Real-time imaging mitochondrial viscosity dynamic during mitophagy mediated by photodynamic therapy.

Photodynamic therapy has been generally developed and approved as a promising theranostic technique in recent years, which requires photosensitizers to bear high efficiency of reactive oxygen species production, precisely targeting ability and excellent biocompatibility. The real-time monitoring the microenvironments such as viscosity dynamic involved in mitophagy mediated by photodynamic therapy is significantly important to understand therapeutic process but barely reported. In this work, a pyridinium-functionalized triphenylamine derivative, (E)-4-(2-(4'-(diphenylamino)-[1,1'-biphenyl]-4-yl)vinyl)-1-methylpyridin-1-ium iodide (Mito-I), was exploited as photosensitizer for mitochondria-targeted photodynamic therapy and as fluorescent probe for imaging the mitochondrial viscosity dynamic during mitophagy simultaneously.
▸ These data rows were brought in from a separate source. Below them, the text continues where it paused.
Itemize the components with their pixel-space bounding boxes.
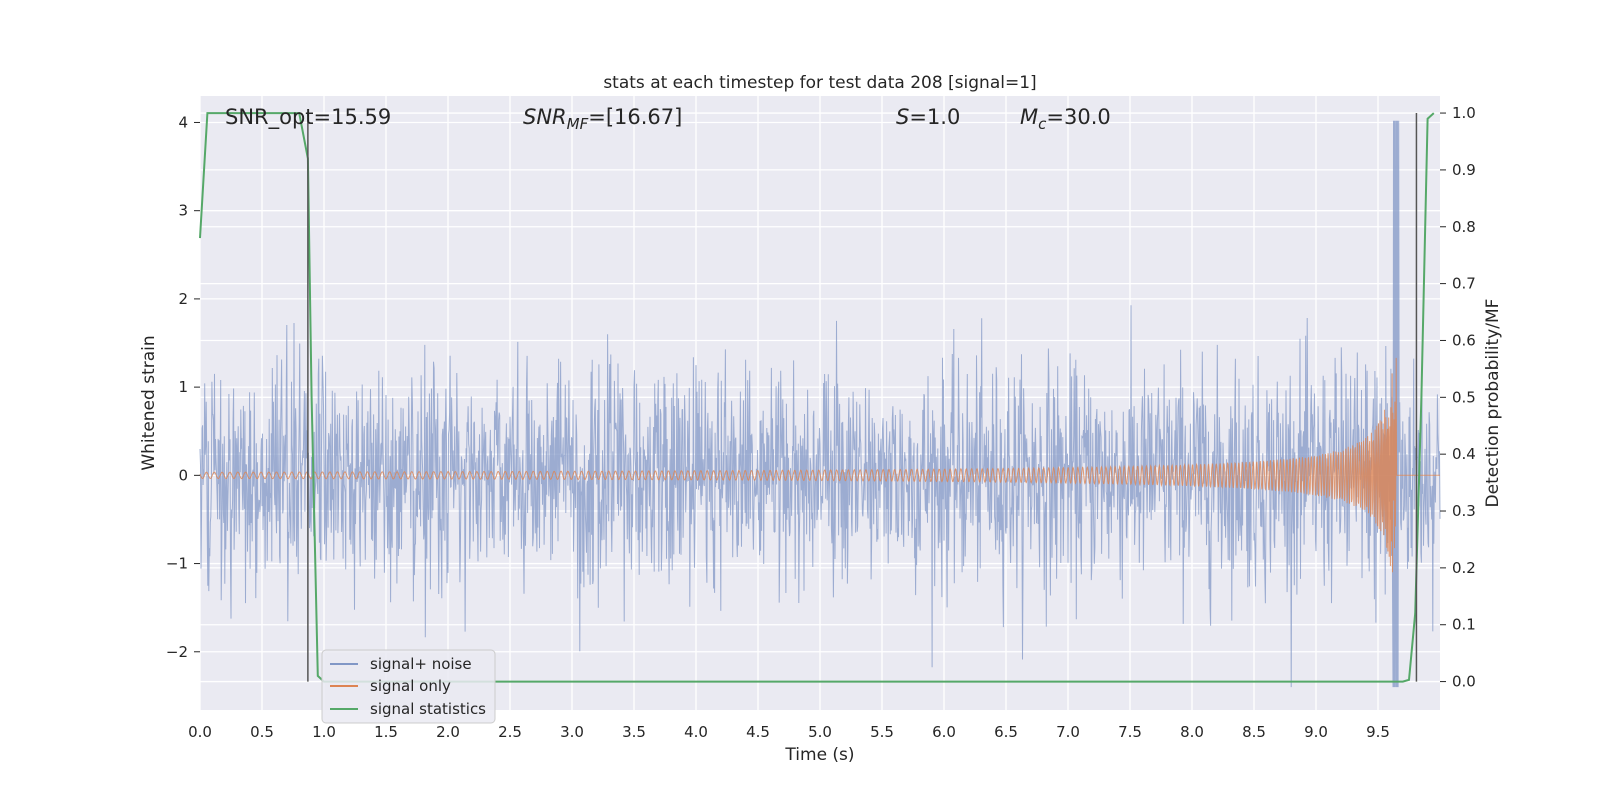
signal-noise-series [199,120,1441,688]
x-tick-label: 9.5 [1366,723,1390,741]
x-tick-label: 6.5 [994,723,1018,741]
legend: signal+ noise signal only signal statist… [321,649,496,724]
x-tick-label: 2.0 [436,723,460,741]
y-left-tick-label: −1 [166,555,188,573]
y-right-tick-label: 0.4 [1452,445,1476,463]
y-right-tick-label: 0.1 [1452,616,1476,634]
y-left-tick-label: 2 [178,290,188,308]
legend-box [321,649,496,724]
y-left-tick-label: −2 [166,643,188,661]
y-right-tick-label: 0.8 [1452,218,1476,236]
y-left-tick-label: 3 [178,202,188,220]
signal-statistics-series [199,112,1435,683]
x-tick-label: 1.5 [374,723,398,741]
signal-only-line [199,357,1440,573]
legend-label-signal-noise: signal+ noise [370,655,472,673]
x-tick-label: 4.5 [746,723,770,741]
legend-label-signal-statistics: signal statistics [370,700,486,718]
y-left-tick-label: 1 [178,378,188,396]
x-tick-label: 5.5 [870,723,894,741]
annotation-snr-mf: SNRMF=[16.67] [523,105,682,133]
x-axis-label: Time (s) [784,745,854,765]
vertical-markers [307,113,1418,682]
x-tick-label: 4.0 [684,723,708,741]
x-tick-label: 3.5 [622,723,646,741]
x-tick-label: 1.0 [312,723,336,741]
x-tick-label: 7.5 [1118,723,1142,741]
x-tick-label: 5.0 [808,723,832,741]
signal-noise-line [199,120,1441,688]
y-left-tick-label: 4 [178,113,188,131]
y-right-tick-label: 0.9 [1452,161,1476,179]
signal-only-series [199,357,1440,573]
y-right-tick-label: 1.0 [1452,104,1476,122]
y-right-tick-label: 0.0 [1452,673,1476,691]
x-tick-label: 0.0 [188,723,212,741]
x-tick-label: 0.5 [250,723,274,741]
annotation-snr-opt: SNR_opt=15.59 [225,105,391,130]
x-tick-label: 3.0 [560,723,584,741]
y-right-tick-label: 0.5 [1452,388,1476,406]
x-tick-label: 6.0 [932,723,956,741]
x-tick-label: 7.0 [1056,723,1080,741]
x-tick-label: 9.0 [1304,723,1328,741]
x-tick-label: 8.0 [1180,723,1204,741]
tick-labels: 0.0 0.5 1.0 1.5 2.0 2.5 3.0 3.5 4.0 4.5 5.0 5.5 6.0 6… [166,104,1476,741]
annotation-s: S=1.0 [896,105,960,129]
y-right-tick-label: 0.3 [1452,502,1476,520]
x-tick-label: 8.5 [1242,723,1266,741]
y-right-tick-label: 0.2 [1452,559,1476,577]
y-axis-label-left: Whitened strain [139,335,159,470]
y-right-tick-label: 0.7 [1452,275,1476,293]
legend-label-signal-only: signal only [370,677,451,695]
y-left-tick-label: 0 [178,466,188,484]
y-right-tick-label: 0.6 [1452,331,1476,349]
y-axis-label-right: Detection probability/MF [1483,299,1503,508]
annotation-mc: Mc=30.0 [1020,105,1111,133]
x-tick-label: 2.5 [498,723,522,741]
signal-statistics-line [199,112,1435,683]
chart-title: stats at each timestep for test data 208… [603,73,1036,93]
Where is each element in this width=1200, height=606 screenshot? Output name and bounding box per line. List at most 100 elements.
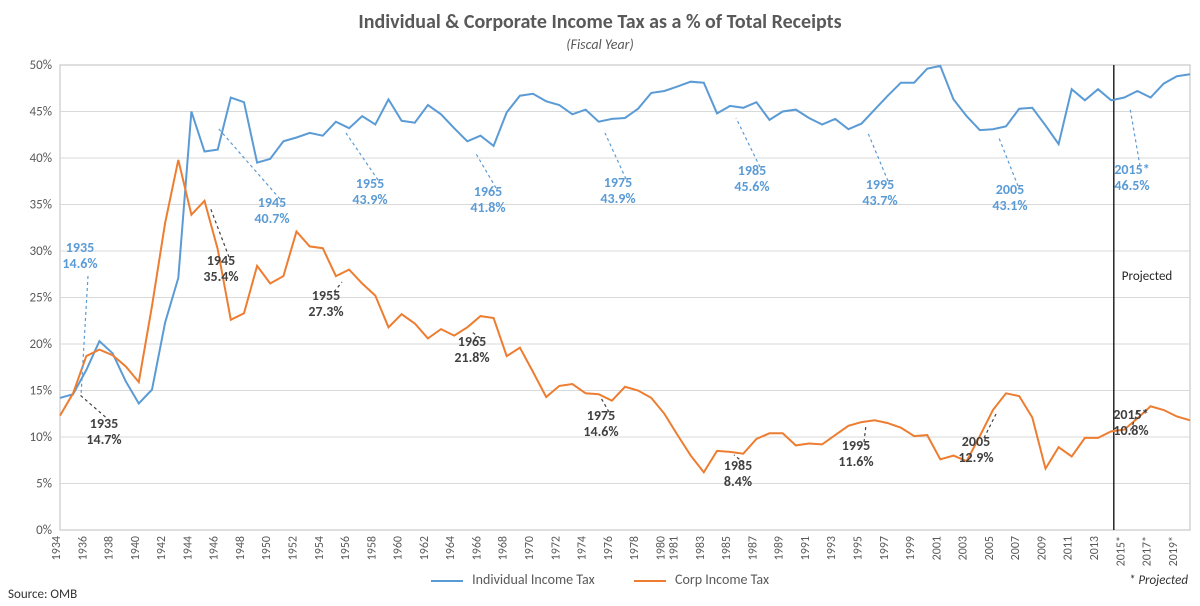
svg-text:10%: 10% [30,430,52,445]
svg-text:2017*: 2017* [1141,536,1155,566]
svg-text:14.7%: 14.7% [86,431,121,448]
svg-text:1960: 1960 [392,536,406,560]
svg-text:1940: 1940 [129,536,143,560]
svg-text:2005: 2005 [983,536,997,560]
legend-item-corporate: Corp Income Tax [634,571,769,588]
svg-text:1935: 1935 [66,239,94,256]
svg-text:35.4%: 35.4% [203,268,238,285]
svg-text:1981: 1981 [668,536,682,560]
svg-text:1955: 1955 [312,287,340,304]
svg-text:2009: 2009 [1035,536,1049,560]
svg-text:27.3%: 27.3% [308,303,343,320]
svg-text:1995: 1995 [852,536,866,560]
svg-text:2011: 2011 [1062,536,1076,560]
svg-text:45.6%: 45.6% [734,178,769,195]
svg-text:20%: 20% [30,337,52,352]
svg-text:43.9%: 43.9% [600,190,635,207]
svg-text:1997: 1997 [878,536,892,560]
svg-text:1975: 1975 [587,407,615,424]
svg-text:1989: 1989 [773,536,787,560]
svg-text:21.8%: 21.8% [454,349,489,366]
svg-text:1976: 1976 [602,536,616,560]
svg-text:8.4%: 8.4% [724,473,752,490]
svg-text:12.9%: 12.9% [958,449,993,466]
svg-text:1944: 1944 [181,536,195,560]
svg-text:1954: 1954 [313,536,327,560]
svg-text:1985: 1985 [738,162,766,179]
svg-text:1985: 1985 [720,536,734,560]
projected-footnote: * Projected [1129,573,1188,588]
svg-text:1978: 1978 [628,536,642,560]
svg-text:2005: 2005 [996,181,1024,198]
svg-text:10.8%: 10.8% [1113,422,1148,439]
svg-text:41.8%: 41.8% [470,199,505,216]
svg-text:2007: 2007 [1009,536,1023,560]
svg-text:5%: 5% [36,477,52,492]
svg-text:14.6%: 14.6% [583,423,618,440]
svg-text:1983: 1983 [694,536,708,560]
svg-text:2015*: 2015* [1114,161,1149,178]
svg-text:1993: 1993 [825,536,839,560]
svg-text:35%: 35% [30,198,52,213]
legend-swatch-corporate [634,580,666,582]
svg-text:1958: 1958 [365,536,379,560]
svg-text:25%: 25% [30,291,52,306]
svg-text:1945: 1945 [258,194,286,211]
svg-text:1950: 1950 [260,536,274,560]
svg-text:1987: 1987 [746,536,760,560]
svg-text:1965: 1965 [474,183,502,200]
svg-text:0%: 0% [36,523,52,538]
legend: Individual Income Tax Corp Income Tax [0,571,1200,588]
svg-text:2003: 2003 [957,536,971,560]
plot-svg: 0% 5% 10% 15% 20% 25% 30% 35% 40% 45% 50% 1934 1936 1… [0,0,1200,606]
svg-text:1985: 1985 [724,457,752,474]
svg-text:1964: 1964 [444,536,458,560]
svg-text:43.9%: 43.9% [352,191,387,208]
svg-text:1948: 1948 [234,536,248,560]
svg-text:46.5%: 46.5% [1114,177,1149,194]
svg-text:2019*: 2019* [1167,536,1181,566]
svg-text:1974: 1974 [576,536,590,560]
svg-text:2005: 2005 [962,433,990,450]
svg-text:1934: 1934 [50,536,64,560]
svg-text:1952: 1952 [287,536,301,560]
svg-text:1946: 1946 [208,536,222,560]
svg-text:1955: 1955 [356,175,384,192]
svg-text:1936: 1936 [76,536,90,560]
svg-text:1995: 1995 [842,437,870,454]
svg-text:2013: 2013 [1088,536,1102,560]
svg-text:1938: 1938 [103,536,117,560]
svg-text:14.6%: 14.6% [62,255,97,272]
svg-text:45%: 45% [30,105,52,120]
svg-text:50%: 50% [30,58,52,73]
svg-text:2015*: 2015* [1114,536,1128,566]
svg-text:1980: 1980 [654,536,668,560]
svg-text:2001: 2001 [930,536,944,560]
svg-text:30%: 30% [30,244,52,259]
svg-text:1968: 1968 [497,536,511,560]
svg-text:43.7%: 43.7% [862,192,897,209]
legend-label-individual: Individual Income Tax [472,571,595,588]
svg-text:1935: 1935 [90,415,118,432]
svg-text:1975: 1975 [604,174,632,191]
svg-text:1966: 1966 [470,536,484,560]
svg-text:1965: 1965 [458,333,486,350]
svg-text:1999: 1999 [904,536,918,560]
legend-item-individual: Individual Income Tax [431,571,598,588]
svg-text:1962: 1962 [418,536,432,560]
svg-text:40.7%: 40.7% [254,210,289,227]
svg-text:1972: 1972 [549,536,563,560]
chart-container: Individual & Corporate Income Tax as a %… [0,0,1200,606]
legend-label-corporate: Corp Income Tax [675,571,769,588]
svg-text:1942: 1942 [155,536,169,560]
svg-text:2015*: 2015* [1113,406,1148,423]
svg-text:1956: 1956 [339,536,353,560]
svg-text:1945: 1945 [207,252,235,269]
svg-text:15%: 15% [30,384,52,399]
legend-swatch-individual [431,580,463,582]
svg-text:43.1%: 43.1% [992,197,1027,214]
svg-text:11.6%: 11.6% [838,453,873,470]
svg-text:1970: 1970 [523,536,537,560]
svg-text:40%: 40% [30,151,52,166]
source-label: Source: OMB [8,587,77,602]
The results indicated that the additional phenyl ring in Mito-I was beneficial to promote its efficiency of singlet oxygen production. The excellent capability of targeting mitochondria and singlet oxygen generation allowed Mito-I for the specifically mitochondria-targeted photodynamic therapy. Moreover, Mito-I displayed off-on fluorescence response to viscosity with high selectivity and sensitivity. The observed enhancement in fluorescence intensity of Mito-I revealed the increasingly mitochondrial viscosity during mitophagy mediated by the photodynamic therapy of Mito-I. As a result, this work presents a rare example to realize the mitochondria-targeting photodynamic therapy as well as the real-time monitoring viscosity dynamic during mitophagy, which is of great importance for the basic medical research involved in photodynamic therapy.